College football bowl eligibility: What if FCS wins didn't count anymore?

Jerry Lai-USA TODAY Sports

Big Ten commissioner Jim Delany suggested just such a rule on Tuesday, echoing the sentiments of many college football fans. If that rule was in effect during the 2012 season, what would the bowl slate look like?

Big Ten commissioner Jim Delany said on Tuesday he would prefer that the rule that allows wins over FCS teams to count towards bowl eligibility be repealed. It's an interesting thought, as people have been complaining for years about powerful FBS programs paying off FCS teams for an easy win. If wins over FCS teams didn't count towards bowl eligibility, then there would be no incentive to schedule those teams at all. There are only 12 opportunities a year to earn a win, and a lot of teams need all 12 to get to six wins.
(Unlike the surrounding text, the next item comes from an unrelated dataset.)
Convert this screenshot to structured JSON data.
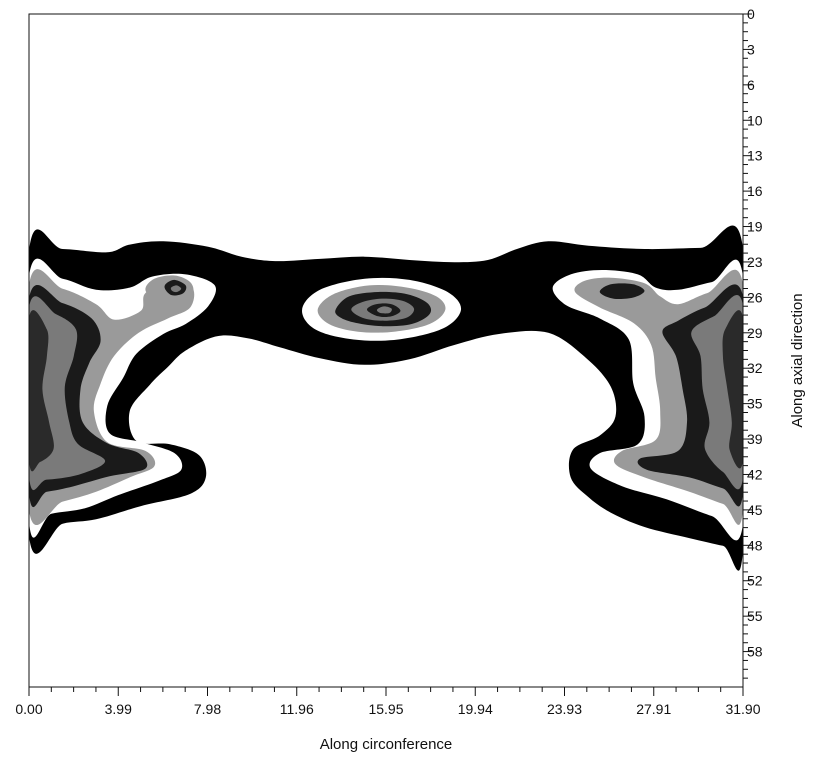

Just out of curiousity, if we lived in Jim Delany's world (and don't we already, amirite?), what would the 2012 bowl slate look like if wins over FCS teams didn't count? In this scenario, the following 11 teams would not have been bowl eligible (in no particular order):

  • Georgia Tech
  • Virginia Tech
  • Duke
  • Iowa State
  • Pitt
  • Purdue
  • Minnesota
  • SMU
  • Central Michigan
  • Air Force
  • Ole Miss

For the sake of this exercise, let's say Louisiana Tech, which was the only team to turn down a bowl invitation this past year, takes the place of one of those teams. That leaves 10 vacant spots in bowl games, or five bowl games that simply have no one to play in them.

It's possible that teams with five wins that are in good academic standing could apply for a NCAA waiver, so UConn, Houston, and Troy would have a chance of getting into the party, but I don't think I'd have to argue with anyone that this is a point that no one really wants to get to.

Delany's suggestion is a good one in some respects. It would at least partially stop teams from scheduling cupcake out-of-conference games against overmatched competition, although teams that regularly win double digit games don't have the same disincentive as those that need all six wins just to go to a bowl. However, what we would be left with is several vacant bowls every season, and considering that many of those lower-tier bowls are owned by ESPN, the chances of this rule becoming reality seem to be slim.